|
|
|
|
|
by isido
3874 days ago
|
|
This site and accompanying book (http://beginners.re/Reverse_Engineering_for_Beginners-en.pdf) seem a nice effort. Briefly reading the book, it seems that you need to be an intermediate or advanced beginner, or know something about assembly beforehand. Some terms (opcode, ISA) are not really explained (except in the glossary) before they are used and there are perhaps too much detail in the expense of the bigger picture. Criticisms aside, the book and the challenges seem interesting and the efforts of the author must be appreciated! |
|
The right way to learn this stuff is to dive in. You'll be over your head for a few hours, but you'll get your bearings. There are topics this technique doesn't work great with, but assembly reversing isn't one of them.
An additional benefit: assembly is one of those things that you might not use all the time in your career (although I've ended up using it quite a bit), but that will nonetheless illuminate lots of other things about computer science. There's a reason Knuth used it as a language to express algorithms in TAOCP.
I can sum up the core idea of assembly for you in just a few sentences:
* You're given 8-32 global variables of fixed size to work with, called "registers".
* Virtually all computation is expressed in terms of simple operations on registers.
* Real programs need many more than 8-32 variables to work with.
* What doesn't fit in registers lives in memory.
* Memory is accessed either with loads and stores at addresses, as if it were a big array, or through PUSH and POP operations on a stack.
* Memory is to an assembly program what the disk is to a Ruby program: you pull things out of memory into variables, do things with them, and eventually put them back into memory.
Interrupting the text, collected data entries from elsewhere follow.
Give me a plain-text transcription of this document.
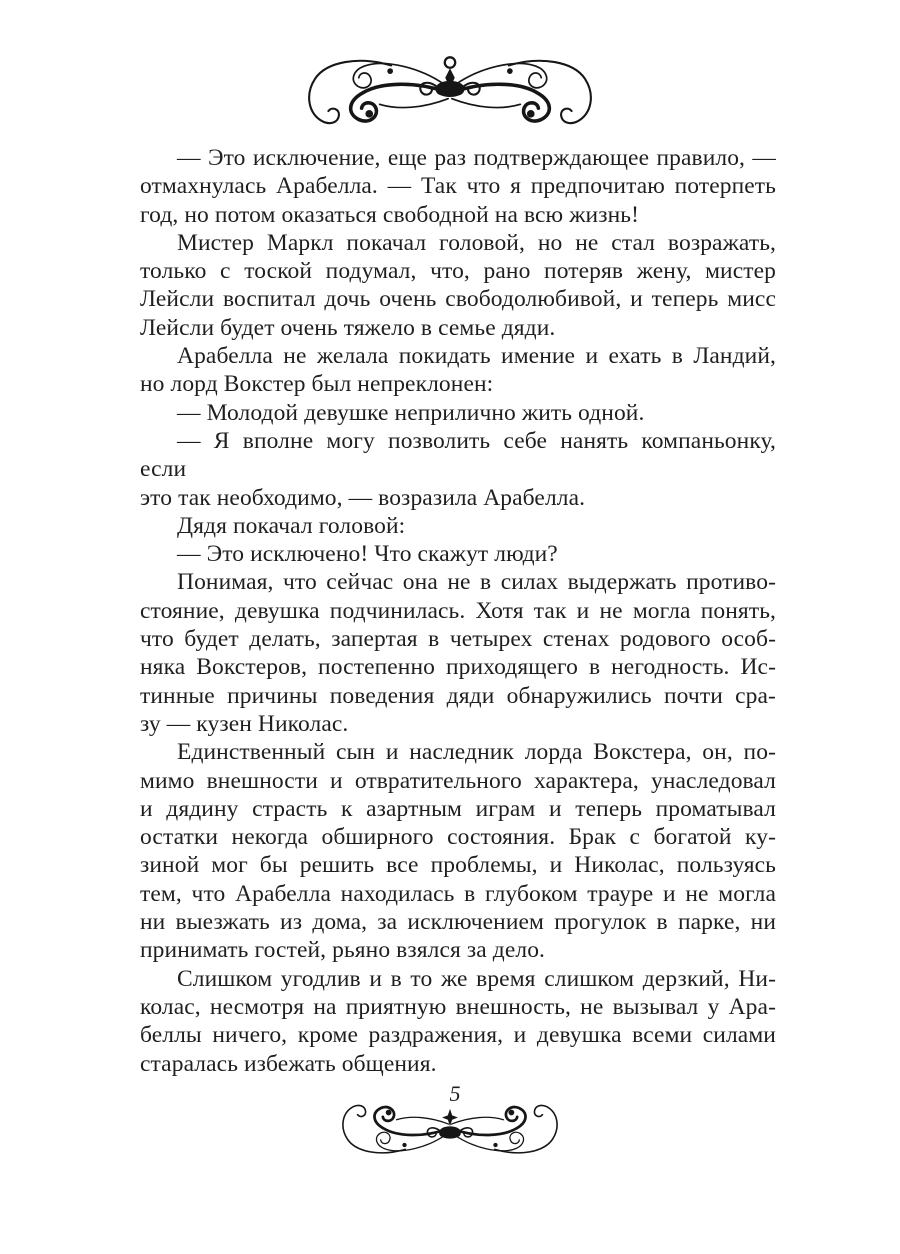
— Это исключение, еще раз подтверждающее правило, —
отмахнулась Арабелла. — Так что я предпочитаю потерпеть
год, но потом оказаться свободной на всю жизнь!
Мистер Маркл покачал головой, но не стал возражать,
только с тоской подумал, что, рано потеряв жену, мистер
Лейсли воспитал дочь очень свободолюбивой, и теперь мисс
Лейсли будет очень тяжело в семье дяди.
Арабелла не желала покидать имение и ехать в Ландий,
но лорд Вокстер был непреклонен:
— Молодой девушке неприлично жить одной.
— Я вполне могу позволить себе нанять компаньонку, если
это так необходимо, — возразила Арабелла.
Дядя покачал головой:
— Это исключено! Что скажут люди?
Понимая, что сейчас она не в силах выдержать противо-
стояние, девушка подчинилась. Хотя так и не могла понять,
что будет делать, запертая в четырех стенах родового особ-
няка Вокстеров, постепенно приходящего в негодность. Ис-
тинные причины поведения дяди обнаружились почти сра-
зу — кузен Николас.
Единственный сын и наследник лорда Вокстера, он, по-
мимо внешности и отвратительного характера, унаследовал
и дядину страсть к азартным играм и теперь проматывал
остатки некогда обширного состояния. Брак с богатой ку-
зиной мог бы решить все проблемы, и Николас, пользуясь
тем, что Арабелла находилась в глубоком трауре и не могла
ни выезжать из дома, за исключением прогулок в парке, ни
принимать гостей, рьяно взялся за дело.
Слишком угодлив и в то же время слишком дерзкий, Ни-
колас, несмотря на приятную внешность, не вызывал у Ара-
беллы ничего, кроме раздражения, и девушка всеми силами
старалась избежать общения.
5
* Control flow is done via GOTOs --- jumps, branches, or calls.
* A jump is just an unconditional GOTO.
* Most operations on registers, like addition and subtraction, have the side effect of altering status flags, like "the last value computed resulted in zero". There are just a few status flags, and they usually live in a special register.
* Branches are just GOTOs that are predicated on a status flag, like, "GOTO this address only if the last arithmetic operation resulted in zero".
* A CALL is just an unconditional GOTO that pushes the next address on the stack, so a RET instruction can later pop it off and keep going where the CALL left off.
Everything else is just a detail.
When working with assembly, a lot of people will just get the programmer's reference manual for the instruction set in a PDF (they're published for free). Here's a short one for X86:
http://ref.x86asm.net/coder32.html
Here's ARM:
http://infocenter.arm.com/help/topic/com.arm.doc.qrc0001m/QR...
Here's AVR:
http://www.atmel.com/images/atmel-0856-avr-instruction-set-m...
Even if you'd never written a line of assembly, if I asked you to express the procedures of a simple Ruby program in assembly and gave you the instruction set reference and those sentences, you would figure out how to get the job done in a couple hours. No monads or linear algebra required!